On the question of right livihood, Buddhism and sex workers.

Two things, one modern, one buddhist related.

Modern sex work is mostly (but not all!) modern slavery. For example, the sex workers in Japan are often foreigners who were tricked into coming, and once in Japan, they can’t quit and don’t get paid (or at least don’t get paid what the corresponding free sex worker would get, say in the US). Slavery is bad, working as a slaver-pimp is bad, patronizing slave sex workers is bad. No one disagrees about this until they hear how much resources it takes to stomp out slavery, or that the likely solution involves decriminalizing sex work. After that though, everyone is strongly in favor of status quo and blowing hot air.

In the place where there is the legal framework for legal sex work, the situation is better, such as the porn business in LA or the strip club up the road. In modern times, with the appearance of VD tests and barrier contraceptives, we have the technology for safe prostitution, but 100 years ago, prostitution was a public health disaster.

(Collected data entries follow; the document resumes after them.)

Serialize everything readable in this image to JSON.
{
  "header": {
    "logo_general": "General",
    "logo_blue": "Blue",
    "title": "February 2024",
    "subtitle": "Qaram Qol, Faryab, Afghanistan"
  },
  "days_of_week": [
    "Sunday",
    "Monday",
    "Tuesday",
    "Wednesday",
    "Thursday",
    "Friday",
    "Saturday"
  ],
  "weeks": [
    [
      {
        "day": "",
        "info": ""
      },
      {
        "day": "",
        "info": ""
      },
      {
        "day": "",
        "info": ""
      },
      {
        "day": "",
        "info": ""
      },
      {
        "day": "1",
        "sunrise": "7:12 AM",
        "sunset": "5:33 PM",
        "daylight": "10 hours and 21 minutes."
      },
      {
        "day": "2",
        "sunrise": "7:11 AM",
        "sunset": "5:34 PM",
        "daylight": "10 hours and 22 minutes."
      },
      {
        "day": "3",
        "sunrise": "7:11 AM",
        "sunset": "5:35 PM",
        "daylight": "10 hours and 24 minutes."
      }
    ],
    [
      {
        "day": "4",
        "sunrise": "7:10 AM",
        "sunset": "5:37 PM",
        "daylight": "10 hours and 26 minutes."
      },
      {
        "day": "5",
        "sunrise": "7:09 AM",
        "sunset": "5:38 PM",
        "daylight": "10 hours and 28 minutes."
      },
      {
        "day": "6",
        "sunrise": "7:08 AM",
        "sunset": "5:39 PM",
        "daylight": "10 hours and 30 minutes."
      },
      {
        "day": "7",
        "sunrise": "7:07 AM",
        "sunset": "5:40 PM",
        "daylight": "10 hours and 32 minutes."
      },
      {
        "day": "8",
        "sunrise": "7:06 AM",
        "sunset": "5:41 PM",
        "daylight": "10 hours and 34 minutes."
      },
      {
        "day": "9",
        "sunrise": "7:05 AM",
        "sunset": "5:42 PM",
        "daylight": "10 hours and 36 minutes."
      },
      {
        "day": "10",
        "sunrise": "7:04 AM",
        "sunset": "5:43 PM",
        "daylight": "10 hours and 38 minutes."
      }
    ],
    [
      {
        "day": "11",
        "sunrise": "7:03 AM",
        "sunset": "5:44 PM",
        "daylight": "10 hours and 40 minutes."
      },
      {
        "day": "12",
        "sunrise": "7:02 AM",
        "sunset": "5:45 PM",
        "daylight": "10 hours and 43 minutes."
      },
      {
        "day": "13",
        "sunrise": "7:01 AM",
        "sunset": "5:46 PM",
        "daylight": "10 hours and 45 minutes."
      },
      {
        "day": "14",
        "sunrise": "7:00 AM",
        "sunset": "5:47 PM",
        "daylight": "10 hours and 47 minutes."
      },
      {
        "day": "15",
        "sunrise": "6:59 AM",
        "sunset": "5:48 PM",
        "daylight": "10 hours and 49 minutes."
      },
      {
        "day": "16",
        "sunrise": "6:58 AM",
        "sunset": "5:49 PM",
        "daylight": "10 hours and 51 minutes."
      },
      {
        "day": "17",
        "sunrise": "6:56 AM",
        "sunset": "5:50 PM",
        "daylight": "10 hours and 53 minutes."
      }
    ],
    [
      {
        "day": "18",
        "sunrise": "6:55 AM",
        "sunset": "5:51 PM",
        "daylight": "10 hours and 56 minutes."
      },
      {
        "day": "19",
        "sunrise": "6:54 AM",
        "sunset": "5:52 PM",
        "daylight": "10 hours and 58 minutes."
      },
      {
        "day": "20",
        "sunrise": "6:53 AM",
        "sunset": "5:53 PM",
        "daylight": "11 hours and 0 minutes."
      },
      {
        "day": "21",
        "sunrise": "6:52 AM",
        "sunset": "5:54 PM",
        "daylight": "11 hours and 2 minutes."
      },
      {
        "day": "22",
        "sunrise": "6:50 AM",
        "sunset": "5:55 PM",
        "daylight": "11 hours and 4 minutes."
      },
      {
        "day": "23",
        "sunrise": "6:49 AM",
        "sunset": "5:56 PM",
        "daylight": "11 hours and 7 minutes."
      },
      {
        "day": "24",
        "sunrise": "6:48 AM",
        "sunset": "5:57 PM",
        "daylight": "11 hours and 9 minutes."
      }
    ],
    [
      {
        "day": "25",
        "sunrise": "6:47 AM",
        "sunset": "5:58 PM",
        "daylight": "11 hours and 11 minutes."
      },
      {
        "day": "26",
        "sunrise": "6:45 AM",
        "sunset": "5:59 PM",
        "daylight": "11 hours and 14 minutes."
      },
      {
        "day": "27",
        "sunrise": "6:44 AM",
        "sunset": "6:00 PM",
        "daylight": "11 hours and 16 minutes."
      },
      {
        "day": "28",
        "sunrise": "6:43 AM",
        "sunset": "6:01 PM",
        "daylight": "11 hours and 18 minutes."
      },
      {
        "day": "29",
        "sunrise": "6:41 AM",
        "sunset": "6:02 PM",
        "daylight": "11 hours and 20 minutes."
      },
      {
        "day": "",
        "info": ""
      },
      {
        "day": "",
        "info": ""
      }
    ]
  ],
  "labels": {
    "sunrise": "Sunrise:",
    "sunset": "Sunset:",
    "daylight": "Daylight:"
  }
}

Okay, now for a Buddhist angle. I can’t for a moment believe that the Buddha meant that right livelihood meant doing only prestigious & respected, well paid work, nor do I think he meant to create a world where we delegate the creation of goods and services that we will continue to consume as lay buddhists to a non-Buddhist outclass. I can entirely believe that society obsessed with rank, status and face would create such a system. There is more than one Buddha. There is the Buddha who created the sangha for women, a revolutionary idea, and there is the Buddha who didn’t want to and had to be convinced. We have to choose which Buddha is ours.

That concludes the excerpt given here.